Apple's Macintosh computers are suited perfectly for remapping the keyboard, since all physical key events are interpreted through the operating system. In brief, all you need to do is drop a Keyboard layout file (which can be created and edited with ResEdit) onto the System folder, then use the Keyboard control panel to select the layout of your choice.

Keyboard Layout Files

There are several Dvorak keyboard files, which each define slightly different versions of the Dvorak layout. Mine own implementation, Joe's Dvorak, is designed so that you can physically rearrange the keys to match. It differs in the placement of certain symbols from the ANSI standard -- you can view both layouts for comparison. Other versions may be found via info-mac. If you're not planning to physically rearrange your keyboard, I recommend you get one of the Dvorak International keymap available at info-mac.

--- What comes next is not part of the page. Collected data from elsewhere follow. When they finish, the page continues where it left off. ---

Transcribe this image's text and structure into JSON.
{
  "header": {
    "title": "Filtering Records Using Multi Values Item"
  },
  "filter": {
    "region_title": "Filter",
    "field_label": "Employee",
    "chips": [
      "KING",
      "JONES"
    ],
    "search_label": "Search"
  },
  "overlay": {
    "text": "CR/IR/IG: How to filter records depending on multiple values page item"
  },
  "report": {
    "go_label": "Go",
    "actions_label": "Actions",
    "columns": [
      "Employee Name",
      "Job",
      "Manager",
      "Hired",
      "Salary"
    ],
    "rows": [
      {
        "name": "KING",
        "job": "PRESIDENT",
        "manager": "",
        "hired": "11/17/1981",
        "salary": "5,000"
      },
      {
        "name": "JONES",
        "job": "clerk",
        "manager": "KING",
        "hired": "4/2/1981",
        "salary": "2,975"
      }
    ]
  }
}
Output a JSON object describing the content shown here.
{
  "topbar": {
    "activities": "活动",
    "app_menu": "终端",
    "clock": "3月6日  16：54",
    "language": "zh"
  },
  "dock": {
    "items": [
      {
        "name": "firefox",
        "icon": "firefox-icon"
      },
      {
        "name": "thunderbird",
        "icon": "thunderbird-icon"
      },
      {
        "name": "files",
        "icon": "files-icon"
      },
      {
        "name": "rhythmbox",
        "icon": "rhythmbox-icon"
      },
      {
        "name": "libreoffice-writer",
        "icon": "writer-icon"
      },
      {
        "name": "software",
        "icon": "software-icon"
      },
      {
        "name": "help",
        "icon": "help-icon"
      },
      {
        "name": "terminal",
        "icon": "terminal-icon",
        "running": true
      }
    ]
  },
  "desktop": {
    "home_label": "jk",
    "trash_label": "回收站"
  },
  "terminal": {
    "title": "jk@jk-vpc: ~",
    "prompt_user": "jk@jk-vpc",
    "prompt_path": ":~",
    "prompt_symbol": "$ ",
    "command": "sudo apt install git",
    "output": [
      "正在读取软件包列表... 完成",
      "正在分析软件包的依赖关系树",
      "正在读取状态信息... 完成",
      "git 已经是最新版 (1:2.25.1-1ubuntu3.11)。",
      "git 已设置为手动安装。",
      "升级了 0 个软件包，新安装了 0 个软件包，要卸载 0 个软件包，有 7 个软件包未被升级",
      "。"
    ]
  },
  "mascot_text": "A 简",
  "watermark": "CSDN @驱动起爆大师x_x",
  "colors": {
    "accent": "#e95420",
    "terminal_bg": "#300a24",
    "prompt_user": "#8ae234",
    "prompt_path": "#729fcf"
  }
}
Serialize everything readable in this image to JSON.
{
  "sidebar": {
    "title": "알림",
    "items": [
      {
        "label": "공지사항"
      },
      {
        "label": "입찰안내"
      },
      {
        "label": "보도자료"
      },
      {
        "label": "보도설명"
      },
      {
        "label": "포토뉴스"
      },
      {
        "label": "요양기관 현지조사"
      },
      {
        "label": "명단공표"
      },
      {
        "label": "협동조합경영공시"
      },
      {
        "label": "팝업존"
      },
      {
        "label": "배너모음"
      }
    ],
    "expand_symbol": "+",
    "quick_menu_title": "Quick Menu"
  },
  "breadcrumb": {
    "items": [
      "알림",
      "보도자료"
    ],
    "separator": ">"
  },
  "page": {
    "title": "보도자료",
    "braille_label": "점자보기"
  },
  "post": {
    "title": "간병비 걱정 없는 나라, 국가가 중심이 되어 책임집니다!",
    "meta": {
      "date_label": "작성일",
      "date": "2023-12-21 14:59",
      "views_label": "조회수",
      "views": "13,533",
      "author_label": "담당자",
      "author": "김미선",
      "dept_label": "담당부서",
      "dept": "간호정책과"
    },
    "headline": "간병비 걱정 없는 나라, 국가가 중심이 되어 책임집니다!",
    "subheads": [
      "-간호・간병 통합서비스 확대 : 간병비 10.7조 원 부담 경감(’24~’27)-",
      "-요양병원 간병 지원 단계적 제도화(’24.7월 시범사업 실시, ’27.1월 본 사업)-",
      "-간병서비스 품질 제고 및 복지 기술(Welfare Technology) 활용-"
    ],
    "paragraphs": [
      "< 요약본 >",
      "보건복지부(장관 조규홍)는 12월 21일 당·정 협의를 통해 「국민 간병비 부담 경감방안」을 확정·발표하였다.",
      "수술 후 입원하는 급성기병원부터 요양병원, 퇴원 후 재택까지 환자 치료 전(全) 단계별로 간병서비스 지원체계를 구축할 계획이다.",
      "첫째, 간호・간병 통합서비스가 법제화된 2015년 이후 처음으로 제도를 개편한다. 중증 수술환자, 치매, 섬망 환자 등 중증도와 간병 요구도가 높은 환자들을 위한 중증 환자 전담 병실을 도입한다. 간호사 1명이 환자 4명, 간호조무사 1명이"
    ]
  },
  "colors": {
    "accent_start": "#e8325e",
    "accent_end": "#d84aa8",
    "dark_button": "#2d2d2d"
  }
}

Update: as of MacOS 8.6, Apple is now providing two Dvorak keyboard layouts built-in! Yay for Apple! You may or may not prefer the custom keyboards above, but at least from now on you can count on some version of a proper keyboard to be available on all newer Macs!

The Keyboard Menu

In MacOS 8.0 and later, the Keyboard menu automatically appears to the left of the application menu whenever you have more than one keyboard selected in the Keyboard control panel. This is a very nice feature indeed -- yay for Apple again! This is especially handy when you must share a Mac with QWERTY users.

If you're using that System 7, the keyboard menu feature is there, but it's hidden. I'm told that this menu is enabled by default for Macs sold overseas, but in the U.S. you have to edit the System file to see the menu.

Rearranging the Physical Keys

On all Mac keyboards I've ever seen, the keys simply pop right off and can be replaced in a different arrangement. It helps to use a tiny screwdriver or something similar, especially when popping off the first key. Be sure you computer is off and unplugged when you do this. And please note that you could do serious damage to your keyboard, and will almost certainly violate the warranty, so don't say I didn't warn you. (But really, I found it to be pretty easy.)